The "localvore" movement may have a partial solution. A recent ag summit was held in Torrington. The local Table Mountain Winery participated, as did Meadow Maid Farms out of Yoder which offers an increasingly popular CSA program.

But Sam's article tells it better in today's Wyofile story:

"Wyoming agriculture is beginning to plant new seeds, and poor counties, known for monoculture, lead the way," reports WyoFile correspondent Sam Western. Sam found himself very pleasantly surprised in late summer when a conference in Torrington featured delicious meals from local producers. He went on to examine what the local food movement, and what new ventures in agriculture might mean to the traditionally agricultural, and poor, counties in southeast Wyoming. As a small supplement to the economic changes that recent oil industry interest in the Niobrara formation may bring, that is.

The problem in modern agriculture, declared Torrington conference speaker Joel Salatin, "is creating holistic, complementary systems to create salaries for the next generation. The average age of the American farmer is 60 years old. Farmers hit retirement age and then give it to the kids. That’s too late. The time to pick up that youthful enthusiasm is when they are 16-18 years old. We need to build enough income into farms to hire ourselves and our children and next generation."

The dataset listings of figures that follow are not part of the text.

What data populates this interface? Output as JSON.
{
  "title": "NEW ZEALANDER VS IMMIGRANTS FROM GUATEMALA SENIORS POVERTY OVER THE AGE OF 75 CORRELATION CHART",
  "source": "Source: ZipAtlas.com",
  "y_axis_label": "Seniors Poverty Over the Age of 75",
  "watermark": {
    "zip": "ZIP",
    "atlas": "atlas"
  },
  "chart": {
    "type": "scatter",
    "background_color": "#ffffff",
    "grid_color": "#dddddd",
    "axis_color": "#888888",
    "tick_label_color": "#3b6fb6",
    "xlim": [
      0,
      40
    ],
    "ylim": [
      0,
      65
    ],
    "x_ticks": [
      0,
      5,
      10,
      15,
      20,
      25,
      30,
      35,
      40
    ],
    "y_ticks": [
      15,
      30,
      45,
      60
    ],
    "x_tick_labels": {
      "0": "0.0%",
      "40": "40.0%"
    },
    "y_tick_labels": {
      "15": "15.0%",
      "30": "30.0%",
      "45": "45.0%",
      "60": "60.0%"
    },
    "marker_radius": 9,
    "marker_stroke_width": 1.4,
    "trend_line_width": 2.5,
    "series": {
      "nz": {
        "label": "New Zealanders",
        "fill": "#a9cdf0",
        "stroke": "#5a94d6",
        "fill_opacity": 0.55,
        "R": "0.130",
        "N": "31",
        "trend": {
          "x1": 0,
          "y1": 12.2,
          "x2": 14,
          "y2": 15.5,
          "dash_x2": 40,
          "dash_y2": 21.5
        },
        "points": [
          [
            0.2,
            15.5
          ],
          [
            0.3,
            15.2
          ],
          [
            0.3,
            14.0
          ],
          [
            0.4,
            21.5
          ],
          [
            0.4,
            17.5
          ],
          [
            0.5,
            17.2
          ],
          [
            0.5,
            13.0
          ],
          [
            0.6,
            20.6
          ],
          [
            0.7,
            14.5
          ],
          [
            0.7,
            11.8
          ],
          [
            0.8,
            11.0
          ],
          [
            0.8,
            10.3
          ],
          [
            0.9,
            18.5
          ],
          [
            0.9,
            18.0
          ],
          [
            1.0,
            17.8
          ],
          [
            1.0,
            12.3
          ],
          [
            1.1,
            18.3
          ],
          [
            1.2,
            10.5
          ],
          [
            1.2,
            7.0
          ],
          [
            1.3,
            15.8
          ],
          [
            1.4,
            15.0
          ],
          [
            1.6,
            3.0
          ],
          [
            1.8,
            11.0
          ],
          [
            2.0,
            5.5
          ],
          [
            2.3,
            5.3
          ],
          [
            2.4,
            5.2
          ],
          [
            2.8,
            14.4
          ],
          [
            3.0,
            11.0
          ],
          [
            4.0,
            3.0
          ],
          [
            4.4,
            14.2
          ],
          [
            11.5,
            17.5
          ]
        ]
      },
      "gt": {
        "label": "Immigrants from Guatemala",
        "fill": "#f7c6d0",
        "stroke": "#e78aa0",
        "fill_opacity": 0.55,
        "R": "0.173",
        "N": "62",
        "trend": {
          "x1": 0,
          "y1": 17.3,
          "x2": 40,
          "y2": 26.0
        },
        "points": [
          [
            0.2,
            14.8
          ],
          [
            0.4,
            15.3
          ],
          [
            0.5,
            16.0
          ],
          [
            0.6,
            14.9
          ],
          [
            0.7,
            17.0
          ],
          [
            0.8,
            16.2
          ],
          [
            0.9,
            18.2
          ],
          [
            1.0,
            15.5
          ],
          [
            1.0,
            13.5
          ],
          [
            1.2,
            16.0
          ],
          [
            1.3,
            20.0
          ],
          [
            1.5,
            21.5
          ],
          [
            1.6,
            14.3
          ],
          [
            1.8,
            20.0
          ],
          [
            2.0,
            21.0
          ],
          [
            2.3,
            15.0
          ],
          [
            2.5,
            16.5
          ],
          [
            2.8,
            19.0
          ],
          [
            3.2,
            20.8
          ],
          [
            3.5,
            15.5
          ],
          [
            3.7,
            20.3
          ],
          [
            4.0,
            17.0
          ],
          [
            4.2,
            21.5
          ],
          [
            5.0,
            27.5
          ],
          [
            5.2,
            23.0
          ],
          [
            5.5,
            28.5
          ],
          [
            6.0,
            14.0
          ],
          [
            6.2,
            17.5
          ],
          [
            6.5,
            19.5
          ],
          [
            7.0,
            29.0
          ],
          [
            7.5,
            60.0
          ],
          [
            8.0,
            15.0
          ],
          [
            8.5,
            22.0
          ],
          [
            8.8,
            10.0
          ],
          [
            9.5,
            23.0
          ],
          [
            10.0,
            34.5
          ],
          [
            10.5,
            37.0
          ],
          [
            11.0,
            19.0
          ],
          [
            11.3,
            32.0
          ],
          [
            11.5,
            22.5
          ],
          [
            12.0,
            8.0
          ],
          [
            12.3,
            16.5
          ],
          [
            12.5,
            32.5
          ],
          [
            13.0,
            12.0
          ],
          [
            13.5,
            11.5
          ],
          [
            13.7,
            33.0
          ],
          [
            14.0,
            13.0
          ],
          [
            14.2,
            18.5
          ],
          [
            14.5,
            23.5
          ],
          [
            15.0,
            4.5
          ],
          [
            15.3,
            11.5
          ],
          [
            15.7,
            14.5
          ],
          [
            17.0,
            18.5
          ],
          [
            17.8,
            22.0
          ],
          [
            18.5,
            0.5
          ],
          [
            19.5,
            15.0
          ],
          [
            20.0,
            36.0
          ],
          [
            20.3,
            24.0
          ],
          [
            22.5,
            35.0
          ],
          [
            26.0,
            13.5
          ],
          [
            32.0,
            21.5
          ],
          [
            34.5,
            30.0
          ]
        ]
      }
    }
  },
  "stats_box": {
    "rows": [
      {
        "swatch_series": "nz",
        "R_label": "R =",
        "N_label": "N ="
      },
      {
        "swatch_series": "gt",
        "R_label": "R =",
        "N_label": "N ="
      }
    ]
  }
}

Some of these topics will be discussed at a state-sponsored conference on AgriFuture, starting tomorrow, Oct. 13, in Evanston. And meanwhile the legislature may be weighing in on issues regarding sales of home-made food from local products: a bill to exempt such sales from safety regulation got a committee endorsement in Buffalo earlier this month, despite serious objections from food safety experts.